Sesampainya kami semua di pos 3, guru kami mengambil waktu untuk beristirahat hingg atertidur bersama teman kami yang lain. Badan secara fisik dan raga yang sangat lelah memang menginginkan untuk istirahat dan berbaring sejenak, namun apa daya dengan dinginnya cuaca saat itu yang baru saja di guyur hujan membuatku memilih untuk duduk dan meluruskan kakiku sementara. Mengisi perut yang sedari tadi meronta-ronta ingin diisi dan rasa dahaga yang membuat kering di tenggorokanku akhirnya terpenuhi semua saat kami tiba di pos 3. Aku melihat pak Eka dan pak Andi serta beberapa teman kami yang juga ikut tidur di pos 3. Terlihat wajah mereka yang tertidur sangat lelap dan nyenyak. Rasa lelah pada sekujur tubuh yang sakit semua tidaklah dapat melepaskan dengan hanya tidur selama 30 menit saja. Namun demi keinginan kami bersama ingin cepat pulang hingga tiba di rumah dengan selamatlah yang membuat kami memutuskan untuk beristirahat hanya sebentar. Aku melihat Via yang sedari tadi tergolek lemas seperti tubuh yang hampir saja kehilangan nyawanya hanya dapat digendong di atas punggung seorang porter yang membantu kami selama turun. Dengan berat 47kg, bagi porter yang membantu kami itu bukanlah hal yang sangat berat untuknya yang sudah terbiasa membawa barang lebih dari itu naik dan turun gunung Lawu ini. Kami benar-benar sangat terbantu dengan adanya seorang porter yang terbilang masih muda untuk menggedong Via hingga turun ke basecamp gunung Lawu. Pak Eka sendiri sudah terlihat tak kuat jika harus membawa Via di atas punggungnya untuk turun gunung. Wajahnya yang lusuh dan nafasnya yang sesekali terdengar sangat keras, seakan telah berlari berkilo-kilo meter jauhnya membuatnya ia tak sanggup untuk menggendong Via lagi di atas pundaknya.     

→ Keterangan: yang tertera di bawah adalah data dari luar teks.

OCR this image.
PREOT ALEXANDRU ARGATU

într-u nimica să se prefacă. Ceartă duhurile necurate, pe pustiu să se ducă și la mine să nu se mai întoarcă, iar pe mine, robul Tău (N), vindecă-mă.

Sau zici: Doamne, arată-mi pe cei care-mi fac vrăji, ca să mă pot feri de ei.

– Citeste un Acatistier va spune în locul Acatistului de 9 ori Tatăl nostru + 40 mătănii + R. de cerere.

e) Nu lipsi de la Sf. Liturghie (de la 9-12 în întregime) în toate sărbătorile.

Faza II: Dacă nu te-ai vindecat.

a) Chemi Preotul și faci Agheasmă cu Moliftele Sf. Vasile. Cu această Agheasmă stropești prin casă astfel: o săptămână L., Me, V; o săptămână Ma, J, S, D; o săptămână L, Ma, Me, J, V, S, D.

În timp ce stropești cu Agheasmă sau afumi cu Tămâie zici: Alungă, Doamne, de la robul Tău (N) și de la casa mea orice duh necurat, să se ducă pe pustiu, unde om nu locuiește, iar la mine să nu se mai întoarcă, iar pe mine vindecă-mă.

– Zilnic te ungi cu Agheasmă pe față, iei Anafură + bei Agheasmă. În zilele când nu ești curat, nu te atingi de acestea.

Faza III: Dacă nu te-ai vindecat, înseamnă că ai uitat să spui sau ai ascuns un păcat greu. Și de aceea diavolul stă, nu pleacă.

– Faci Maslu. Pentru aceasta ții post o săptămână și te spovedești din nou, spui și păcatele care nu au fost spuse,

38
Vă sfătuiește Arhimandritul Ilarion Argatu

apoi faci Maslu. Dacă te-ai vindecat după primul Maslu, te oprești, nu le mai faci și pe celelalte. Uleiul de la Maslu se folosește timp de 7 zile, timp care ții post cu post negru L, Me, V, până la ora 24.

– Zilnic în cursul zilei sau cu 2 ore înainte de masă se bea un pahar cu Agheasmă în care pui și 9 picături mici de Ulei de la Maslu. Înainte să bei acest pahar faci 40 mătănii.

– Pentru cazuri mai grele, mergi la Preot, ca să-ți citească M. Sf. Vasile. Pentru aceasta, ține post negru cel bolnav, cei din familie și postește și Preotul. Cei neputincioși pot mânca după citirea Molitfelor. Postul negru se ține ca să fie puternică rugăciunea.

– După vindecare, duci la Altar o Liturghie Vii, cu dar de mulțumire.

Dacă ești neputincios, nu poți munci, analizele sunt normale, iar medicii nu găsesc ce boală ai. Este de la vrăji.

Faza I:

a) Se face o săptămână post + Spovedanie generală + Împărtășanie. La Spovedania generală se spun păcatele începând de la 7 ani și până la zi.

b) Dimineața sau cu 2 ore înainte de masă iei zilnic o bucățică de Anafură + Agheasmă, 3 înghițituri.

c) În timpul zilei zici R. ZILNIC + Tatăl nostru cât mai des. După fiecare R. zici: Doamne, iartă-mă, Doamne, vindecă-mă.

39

Jalur dari pos 3 menuju pos 2 mulai lebih ringan, tak banyak batu yang terdapat di sepanjang jalan seperti di jalur menuju pos 4. Hanya saja terdapat beberapa batu besar yang sangat terjal tak beraturan, serta banyaknya pohon tumbang di sepanjang jalan dan juga akar pohon yang keluara dari tanah merupakan tantangan bagi kami. Belum lagi jalanan yang lebih banyak tanah dari pada batu membuat jalur yang harus kami lewati basah dab becek di mana-mana. Ada juga genangan air serta lumpur di sepanjang jalan akibat hujan deras tadi. Hal ini membuat kami lebih berhati-hati saat berjalan. Langkah demi langkah kami lewati, beberapa anak yang tidak mengalami musibah selama menuruni gunung berbagi tugas. Beberapa ada yang berjalan di depan kami sebagi penunjuk arah, sebagian lagi berjalan di belakang kami untuk memastikan kami yang sakit tidak tertinggal dan tetap berada di dalam rombongan. Di perjalanan jalur dari pos 3 menuju pos 2 terlihat banyak hutan dan semak-semak yang sangat rimbun. Saat kami berjalan, tanpa sengaja aku melihat ke kanan dan ke kiri di sekitar gunung untuk melihat pemandangan sekitar. Namun bukanlah pemanadangan yang sangat indah yang aku dapatkan melainkan penampakan arwah gentayangan yang aku lihat. Aku sontak terkejut dan berhenti di tenga jalan. Terus memandang ke bagian kiriku yang hanya terlihat semak belukar yang sangat tinggi bagi orang awam. Namun saat itu aku melihat seorang pemuda dengan pakaian berwarna hijau dengan celana hitam memandangi kami dengan sangat tajam. Wajahnya terlihat sangat pucat hingga hampir membiru di sekujur tubuhnya. Awalnya kau tak tahu jika pemuda itu adalah arwah yang tersesat saat mendaki gunung ini dan tak dapat kembali. 'Ia' beberapa kali memanggilku dan meminta tolong untuk menyelamatkannya.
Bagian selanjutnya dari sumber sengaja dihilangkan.